Greene visited Mexico from January to May 1938 to research and write a nonfiction account of the persecution of the Catholic Church in Mexico, that he had been planning since 1936.[2][a] The persecution of the Catholic Church was especially severe in the province of Tabasco, under anti-clerical governor Tomás Garrido Canabal.[4][5][6] His campaign succeeded in closing all the churches in the state. It forced the priests to marry and give up their soutanes.[7][8][9] Greene called it the "fiercest persecution of religion anywhere since the reign of Elizabeth."[10] He chronicled his travels in Tabasco in The Lawless Roads, published in 1939. In that generally hostile account of his visit he wrote "That, I think, was the day I began to hate the Mexicans"[11] and at another point described his "growing depression, almost pathological hatred ... for Mexico."[12] Pico Iyer has marveled at how Greene's responses to what he saw could be "so dyspeptic, so loveless, so savagely self-enclosed and blind" in his nonfiction treatment of his journey,[13] though, as another critic has noted, "nowhere in The Power and the Glory is there any indication of the testiness and revulsion" in Greene's nonfiction report.[14] Many details reported in Greene's nonfiction treatment of his Tabasco trip appeared in the novel, from the sound of a revolver in the police chief's holster to the vultures in the sky. The principal characters of The Power and the Glory all have antecedents in The Lawless Roads, mostly as people Greene encountered directly or, in the most important instance, a legendary character that people told him about, a certain "whisky priest", a fugitive who, as Greene writes in The Lawless Roads, "existed for ten years in the forest and swamps, venturing out only at night".[12]

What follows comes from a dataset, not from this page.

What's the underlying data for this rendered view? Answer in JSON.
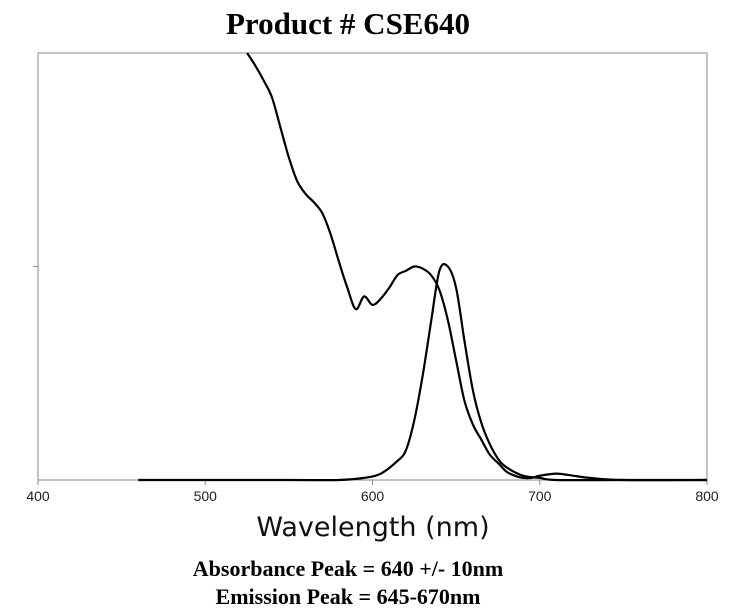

Another of Greene's inspirations for his main character was the Jesuit priest Miguel Pro, who performed his priestly functions as an underground priest in Tabasco and was executed without trial in 1927 on false charges.[12][14]

In 1983, Greene said that he first started to become a Christian in Tabasco, where the fidelity of the peasants "assumed such proportions that I couldn't help being profoundly moved."[15]

Despite having visited Mexico and published an account of his travels, in the novel Greene was not meticulous about Tabasco's geography. In The Power and the Glory, he identified the region's northern border as another Mexican state and its southern border as the sea, when Tabasco's northern border is actually the Bay of Campeche and its southern border is Chiapas.